Solution: Finding fractiles from the integrated hazard rate

Eksempel

Here we solve exercise 1.2 in ABG, using the definitions from the book.

Solution to 1.2a)

The cumulative/integrated hazard rate is given by \(A(t) = \int_0^t\alpha(s)ds\), where we further have that the hazard rate \(\alpha(t)\) can be expressed using the cumulative distribution function of \(T\) through the relation \(\alpha(t) = -\frac{d}{dt}\log S(t) = -\frac{d}{dt}\log (1-F(t))\). Considering the fractile \(\xi_p\), defined so that \(F(\xi_p)=p\), we wish to show that \(A(t) = -\log(1-p)\) if and only if \(t = \xi_p\). Calculating the cumulative hazard rate by using the cumulative distribution function yields \begin{align*}A(t) &= \int_0^t\alpha(s)ds\\ &= \int_0^t-\frac{d}{ds}\log (1-F(s))ds \\ &= \int_0^t-\frac{\frac{d}{ds} (1-F(s))}{(1-F(s)}ds.\end{align*} We can simplify this expression by using the substitution \(u(s) = 1 - F(s)\), yielding limits \(u(0) = 1 - F(0) = 1 - 0 = 1\) and \(u(t) = 1 - F(t)\), which gives us \begin{align*}A(t) &= \int_0^t-\frac{\frac{d}{ds} (1-F(s))}{(1-F(s)}ds \\ &= \int_0^t-\frac{\frac{d}{ds} u(s)}{u(s)}ds \\ &= \int_{u(0)}^{u(t)}-\frac{1}{u}du \\ &= -\left(\log u(t) - \log u(0)\right) \\ &= -\left(\log (1-F(t)) - \log 1\right) \\ &= -\log \left(1-F(t)\right). \end{align*} Since \(\log\) is bijective, we get that \(A(t) = -\log(1-p)\) if and only if \(F(t) = p\), which, since \(F\) is assumed to be continuous and strictly increasing, happens if and only if \(t = \xi_p\).

Solution to 1.2b)

We use the relation \(F(t) = 1 - S(t)\) and solve the equation \(F(\xi_p) = p\) to find the expressions for \(\xi_p\) for the exponential distribution and the Weibull distribution.

Exponential distribution

With survival function \(S(t) = e^{-\lambda t}\) we get cumulative distribution function \(F(t) = 1 - e^{-\lambda t}\), and thus \begin{align*} F(\xi_p) &= 1 - e^{-\lambda \xi_p} = p \\ e^{-\lambda \xi_p} &= 1- p \end{align*} \[\underline{\underline{ \xi_p = \frac{-\log (1-p)}{\lambda}.}}\]

Weibull distribution

With survival function \(S(t) = \exp\left\{-\frac{bt^k}{k}\right\}\) we get cumulative distribution function \(F(t) = 1 - \exp\left\{-\frac{bt^k}{k}\right\}\), and thus \begin{align*} F(\xi_p) &= 1 - \exp\left\{-\frac{b\xi_p^k}{k}\right\} = p \\ \xi_p^k &= \frac{-k\log (1-p)}{b} \end{align*} \[\underline{\underline{ \xi_p = \left(\frac{-k\log (1-p)}{b}\right)^{\frac{1}{k}}.}}\]

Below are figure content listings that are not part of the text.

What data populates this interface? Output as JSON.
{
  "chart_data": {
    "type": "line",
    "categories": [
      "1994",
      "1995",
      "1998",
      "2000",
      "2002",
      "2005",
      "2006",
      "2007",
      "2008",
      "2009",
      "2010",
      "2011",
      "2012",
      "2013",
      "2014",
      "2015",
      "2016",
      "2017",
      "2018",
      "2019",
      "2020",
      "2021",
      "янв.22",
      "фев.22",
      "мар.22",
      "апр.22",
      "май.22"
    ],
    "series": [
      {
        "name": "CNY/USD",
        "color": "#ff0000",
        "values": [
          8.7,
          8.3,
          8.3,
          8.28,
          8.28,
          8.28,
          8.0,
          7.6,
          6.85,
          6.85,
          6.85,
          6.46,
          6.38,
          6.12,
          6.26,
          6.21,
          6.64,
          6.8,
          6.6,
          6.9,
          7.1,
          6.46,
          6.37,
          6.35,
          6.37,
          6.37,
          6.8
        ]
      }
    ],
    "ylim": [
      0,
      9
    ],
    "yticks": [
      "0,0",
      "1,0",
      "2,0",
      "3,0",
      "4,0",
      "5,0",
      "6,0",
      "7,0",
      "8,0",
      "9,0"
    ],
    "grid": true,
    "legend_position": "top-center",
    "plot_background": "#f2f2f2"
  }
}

Plots of \(\xi_p\) for the exponential distribution with \(\lambda = 2.0\) and for the Weibull distribution with \(b = 1, k = 2\)

The R code in Code 1 can be used to plot the \(p\)th fractile \(\xi_p\) for the exponential distribution with \(\lambda = 2.0\) and for the Weibull distribution with \(b = 1\) and \(k = 2.\)

Kopier 
lambda = 2.0
b = 1
k = 2
p = seq(0,1,0.01)
plot(p,(-k*log(1-p)/b)^(1/k),col="blue",xlab="p",ylab="",type="l")
lines(p,-log(1-p)/lambda,col="black")
legend(0,3,c("Exponential","Weibull"),col=c("black","blue"),lty=1)
Code 1: R code for plotting fractiles for the exponential distribution and the Weibull distribution

Figure 1 shows the plot that is produced by running the R code in Code 1.

Exponential_and_weibull_fractile.png
Figure 1: The \(p\)th fractile \(\xi_p\) for the exponential distribution with parameter \(\lambda = 2.0\) in black, and for the Weibull distribution with parameters \(b = 1\) and \(k = 2\) in blue. Note that \(\xi_1 = \infty\), since both the exponential distribution and the Weibull distribution can take any positive value.